ある週末、私は彼を連れて下北沢の古着屋に向かいました。
胸に大きなポケットが2つついているボーリングシャツを購入し、彼にプレゼント。
ボーリングシャツというとイメージが湧きづらい人もいるかな?
いうなれば「胸に大きなポケットが1~2個」+「開襟のデザイン」+「裾がまっすぐにカットされている」シャツです。普通のシャツよりはややしっかりとしていて、アウターよりは軽いという感じ。
春~秋なんかには中にTシャツを着て、ボーリングシャツを重ね着したりもします。
服に置き場を、置き場に手順を
彼が忘れる物はもっぱら6つ。保冷バッグを除くと「身につけられるものばかり」でしたので、それら5つを収納する〔定位置を衣類〕に設けようと考えました。
- 薬用リップ…シャツの右胸ポケット
- ボールペン…シャツの左胸ポケット
- ジッポライター…パンツの右ポケット
- キーホルダー(車&家のカギ)…パンツの左ポケット
- 携帯電話…パンツのお尻の右ポケット
※彼は喫煙者でしたが私が吸わないため、タバコの持ち込みを禁じていました
彼が私の部屋を後にする際に玄関で、確認作業を挟むことになりました。
右手で自身の左胸ポケットをポン! と上から触ってボールペンがあることを確認したのを皮切りに→右胸ポケット→パンツの右ポケット→パンツのお尻の右ポケット→左手でパンツの左ポケット。
その際には「イチ…ニー…サン…」と声出し確認。
ポケットを押さえて数える作業はもちろん彼本人がするのですが、私もしっかり目視。
「5つある!」
「オッケ~気をつけてお帰り~」
これにより、この5つの物に関しては忘れ物が激減しました。ただし、彼がTシャツを1枚で着ることはほぼなくなりました。胸ポケットが2つないと不安になるのだそう(笑)
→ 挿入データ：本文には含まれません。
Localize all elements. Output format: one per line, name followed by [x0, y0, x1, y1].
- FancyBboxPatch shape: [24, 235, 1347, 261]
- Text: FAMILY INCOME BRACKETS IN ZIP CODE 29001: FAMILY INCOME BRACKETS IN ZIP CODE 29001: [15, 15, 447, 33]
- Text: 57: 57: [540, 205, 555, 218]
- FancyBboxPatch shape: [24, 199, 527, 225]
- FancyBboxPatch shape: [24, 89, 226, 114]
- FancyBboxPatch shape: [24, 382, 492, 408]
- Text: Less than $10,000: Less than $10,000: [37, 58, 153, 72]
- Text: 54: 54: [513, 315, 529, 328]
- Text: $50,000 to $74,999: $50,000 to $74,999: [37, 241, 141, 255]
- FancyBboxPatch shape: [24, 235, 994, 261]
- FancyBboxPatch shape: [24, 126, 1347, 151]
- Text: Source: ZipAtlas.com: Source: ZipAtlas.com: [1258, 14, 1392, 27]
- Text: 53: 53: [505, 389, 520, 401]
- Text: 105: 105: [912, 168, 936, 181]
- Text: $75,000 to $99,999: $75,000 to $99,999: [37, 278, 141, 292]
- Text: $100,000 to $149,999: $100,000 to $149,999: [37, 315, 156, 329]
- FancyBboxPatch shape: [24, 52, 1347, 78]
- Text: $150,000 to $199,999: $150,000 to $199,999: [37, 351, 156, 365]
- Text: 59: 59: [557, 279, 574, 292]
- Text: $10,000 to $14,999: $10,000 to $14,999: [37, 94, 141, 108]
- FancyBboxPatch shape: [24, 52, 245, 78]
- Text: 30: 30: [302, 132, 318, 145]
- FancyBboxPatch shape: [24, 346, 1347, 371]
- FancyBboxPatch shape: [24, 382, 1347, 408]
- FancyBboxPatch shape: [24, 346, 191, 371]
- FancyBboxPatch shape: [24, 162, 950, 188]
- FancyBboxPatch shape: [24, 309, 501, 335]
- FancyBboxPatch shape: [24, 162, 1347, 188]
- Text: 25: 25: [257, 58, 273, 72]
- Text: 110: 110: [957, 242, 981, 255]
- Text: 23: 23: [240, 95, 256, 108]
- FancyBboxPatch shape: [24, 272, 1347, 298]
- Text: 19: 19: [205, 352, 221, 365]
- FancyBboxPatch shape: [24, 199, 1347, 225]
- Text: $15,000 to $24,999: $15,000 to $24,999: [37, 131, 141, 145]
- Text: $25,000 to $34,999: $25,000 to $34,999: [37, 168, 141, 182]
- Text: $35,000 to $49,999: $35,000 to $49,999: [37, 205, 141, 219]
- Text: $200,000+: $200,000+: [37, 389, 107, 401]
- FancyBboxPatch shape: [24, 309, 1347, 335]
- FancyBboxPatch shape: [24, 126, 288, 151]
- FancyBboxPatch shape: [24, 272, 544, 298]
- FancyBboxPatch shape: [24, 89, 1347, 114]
恋人関係や夫婦関係は終わりこそしましたが、ASDやADHDなど発達障害というものが日本ではまだまだ認知されていない頃に私が初めて「カウンセリングのようなものやアドバイス」を継続的に行っていたクライエントが彼でした。
LDと音位転換を持つ元義父と、ASDとADHDの合併がある元夫
彼との出会いが当時大学生だった私の方向性を決めたと言っても過言ではないため、とても貴重な付き合いでした。
後々に診察や診断を経てはっきりと分かるのですが、彼のお父上には「LD」「音位転換」があり、彼にははっきりと「ASD」と「ADHD」が併発してありました。
LD:学習障害
音位転換:(例)レディガガ → ガディーレガ
さて、あれから20年の時が経ち、私はクリニックに来院されるお子さんに「もしや…?」と思った際に聞くことがあります。